The economics of the projects are based on North American natural gas, which is far cheaper and more available than natural gas in China.
The methanol produced from that natural gas will be shipped by tankers to China. There it will be turned into olefins, which are used in multitudes of products ranging from plastic containers to cellphones to carpet fibers.
Currently, much of China’s olefins are produced from coal in a process that generates far higher carbon-dioxide emissions than when natural gas is used in the process, according to Zhang.
So, even though the Tacoma and Kalama projects would increase Washington state’s use of a fossil fuel, Inslee and other state officials have promoted the deal as a way to reduce the global release of greenhouse gases, which scientists say are driving climate change.

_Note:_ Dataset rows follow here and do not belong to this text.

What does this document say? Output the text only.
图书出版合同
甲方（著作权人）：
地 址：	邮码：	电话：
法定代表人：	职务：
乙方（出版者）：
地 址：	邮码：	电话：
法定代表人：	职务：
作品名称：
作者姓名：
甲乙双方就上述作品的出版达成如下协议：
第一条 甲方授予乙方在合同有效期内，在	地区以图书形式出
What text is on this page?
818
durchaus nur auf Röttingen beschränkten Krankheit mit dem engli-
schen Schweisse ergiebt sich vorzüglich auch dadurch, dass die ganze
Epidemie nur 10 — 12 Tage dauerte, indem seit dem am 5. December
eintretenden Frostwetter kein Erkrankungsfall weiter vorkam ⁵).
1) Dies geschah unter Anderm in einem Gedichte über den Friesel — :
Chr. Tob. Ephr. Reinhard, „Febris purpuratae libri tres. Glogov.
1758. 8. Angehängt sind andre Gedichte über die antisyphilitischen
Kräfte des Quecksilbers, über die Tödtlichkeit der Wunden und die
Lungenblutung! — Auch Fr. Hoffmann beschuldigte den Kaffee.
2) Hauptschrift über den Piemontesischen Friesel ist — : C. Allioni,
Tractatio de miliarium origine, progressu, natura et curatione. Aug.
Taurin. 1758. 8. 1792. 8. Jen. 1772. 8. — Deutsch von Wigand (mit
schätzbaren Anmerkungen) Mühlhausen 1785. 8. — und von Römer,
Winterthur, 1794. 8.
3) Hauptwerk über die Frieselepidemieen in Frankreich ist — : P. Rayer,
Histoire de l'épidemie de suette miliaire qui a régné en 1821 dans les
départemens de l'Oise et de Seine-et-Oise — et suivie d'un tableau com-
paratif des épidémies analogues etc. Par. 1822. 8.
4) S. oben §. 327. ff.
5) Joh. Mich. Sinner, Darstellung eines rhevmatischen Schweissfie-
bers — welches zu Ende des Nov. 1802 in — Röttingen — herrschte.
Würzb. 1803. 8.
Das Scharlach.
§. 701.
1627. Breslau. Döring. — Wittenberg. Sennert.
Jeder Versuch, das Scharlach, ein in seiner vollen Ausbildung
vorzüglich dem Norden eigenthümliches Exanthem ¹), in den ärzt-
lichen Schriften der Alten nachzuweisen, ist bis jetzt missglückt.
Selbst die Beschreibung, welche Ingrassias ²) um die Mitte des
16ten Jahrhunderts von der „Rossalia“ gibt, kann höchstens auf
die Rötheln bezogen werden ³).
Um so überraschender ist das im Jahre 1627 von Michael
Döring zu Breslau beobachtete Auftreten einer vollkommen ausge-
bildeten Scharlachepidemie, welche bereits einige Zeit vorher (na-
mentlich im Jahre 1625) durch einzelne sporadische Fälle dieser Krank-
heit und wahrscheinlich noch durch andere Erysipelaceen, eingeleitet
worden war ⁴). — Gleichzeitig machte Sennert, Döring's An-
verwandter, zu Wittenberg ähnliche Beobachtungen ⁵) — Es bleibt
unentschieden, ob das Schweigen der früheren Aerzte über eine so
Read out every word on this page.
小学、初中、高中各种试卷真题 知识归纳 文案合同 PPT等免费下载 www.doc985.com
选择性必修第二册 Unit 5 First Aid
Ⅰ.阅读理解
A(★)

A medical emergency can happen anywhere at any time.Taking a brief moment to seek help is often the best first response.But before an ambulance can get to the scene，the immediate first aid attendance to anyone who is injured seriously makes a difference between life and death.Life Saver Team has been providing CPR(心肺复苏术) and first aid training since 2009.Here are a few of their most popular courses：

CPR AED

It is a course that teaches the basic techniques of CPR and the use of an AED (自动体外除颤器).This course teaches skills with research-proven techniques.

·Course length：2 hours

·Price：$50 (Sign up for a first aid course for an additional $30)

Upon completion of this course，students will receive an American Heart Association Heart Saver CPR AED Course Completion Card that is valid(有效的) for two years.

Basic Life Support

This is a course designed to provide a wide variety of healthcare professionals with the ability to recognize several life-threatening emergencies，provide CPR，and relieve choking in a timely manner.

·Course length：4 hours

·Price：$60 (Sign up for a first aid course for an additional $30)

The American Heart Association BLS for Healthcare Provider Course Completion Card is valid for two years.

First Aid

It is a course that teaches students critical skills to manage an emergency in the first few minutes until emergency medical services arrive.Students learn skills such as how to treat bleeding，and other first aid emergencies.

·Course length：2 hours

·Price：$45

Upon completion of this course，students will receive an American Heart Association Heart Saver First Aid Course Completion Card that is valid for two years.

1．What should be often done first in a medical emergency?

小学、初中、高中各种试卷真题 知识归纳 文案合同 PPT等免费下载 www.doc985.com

“This is one of the largest investments by a Chinese-led company in the United States and one of the most innovative clean manufacturing projects in the nation,” Inslee said during a visit to the Port of Kalama last month.
“Chinese companies are investing aboard, and the country is seeking new sources of energy but also cleaner sources of energy,” said Kristi Heim, executive director of the Washington State China Relations Council in Seattle.
In addition to the two Washington plants, Northwest Innovation Works also proposes a third plant in Oregon. The projects also could grow over time to expand capacity, joint-venture officials say.
So far, the Kalama plant is furthest along in development. If all state reviews and permits are obtained, construction could start in late 2016 and require 1,000 workers. About 200 permanent positions would be needed to operate the plant, according to a project fact sheet.
The natural gas is expected to be drawn largely from Canadian fields. And, collectively the projects, even without the expansion of the Tacoma plant, could boost demand for the fuel in the Northwest and British Columbia by at least 20 percent, said Daniel Kirschner, executive director of the Northwest Gas Association.
“It would be a phenomenal amount of gas,” Kirschner said, and likely would spur new investment in the Northwest’s natural-gas infrastructure, such as storage facilities.
Initial state estimates said converting the gas to methanol at the Kalama plant would release up to 1.3 million metric tons of carbon dioxide a year, largely because gas also was expected to power the plant’s operations. That would bump up the state’s overall greenhouse gas emissions by more than 1 percent a year at a time when Inslee wants to reduce overall emissions.
But in August, Northwest Innovation Works announced an agreement with the British company Johnson Matthey to employ a technology that would use more electricity — and less natural gas — to power the conversion process to methanol.
Zhang forecasts that the use of electricity can reduce carbon emissions from the plant by about 75 percent.
That design change drew praise from state officials.
“We can have family-wage manufacturing jobs, and build strong and enduring communities while reducing carbon pollution,” Brian Bonlender, director of the Washington state Department of Commerce, said in a statement released in August.
But some say that a full accounting of the projects’ climate-change impacts has yet to be tallied, since the production and transport of natural gas can result in the release of unburned methane — a potent greenhouse gas — and the fuel to power tankers that would transport the methanol to China also releases carbon emissions.
Critics also cite the risks of explosions from the natural gas that will flow through the state to feed the plants.
“I do not believe that the permanent jobs that this plant will create warrant the kind of community or environmental impacts we are going to see,” said Diane Dick, with Longview’s Landowners and Citizens for a Safe Community, which has been tracking plans for the Kalama plant.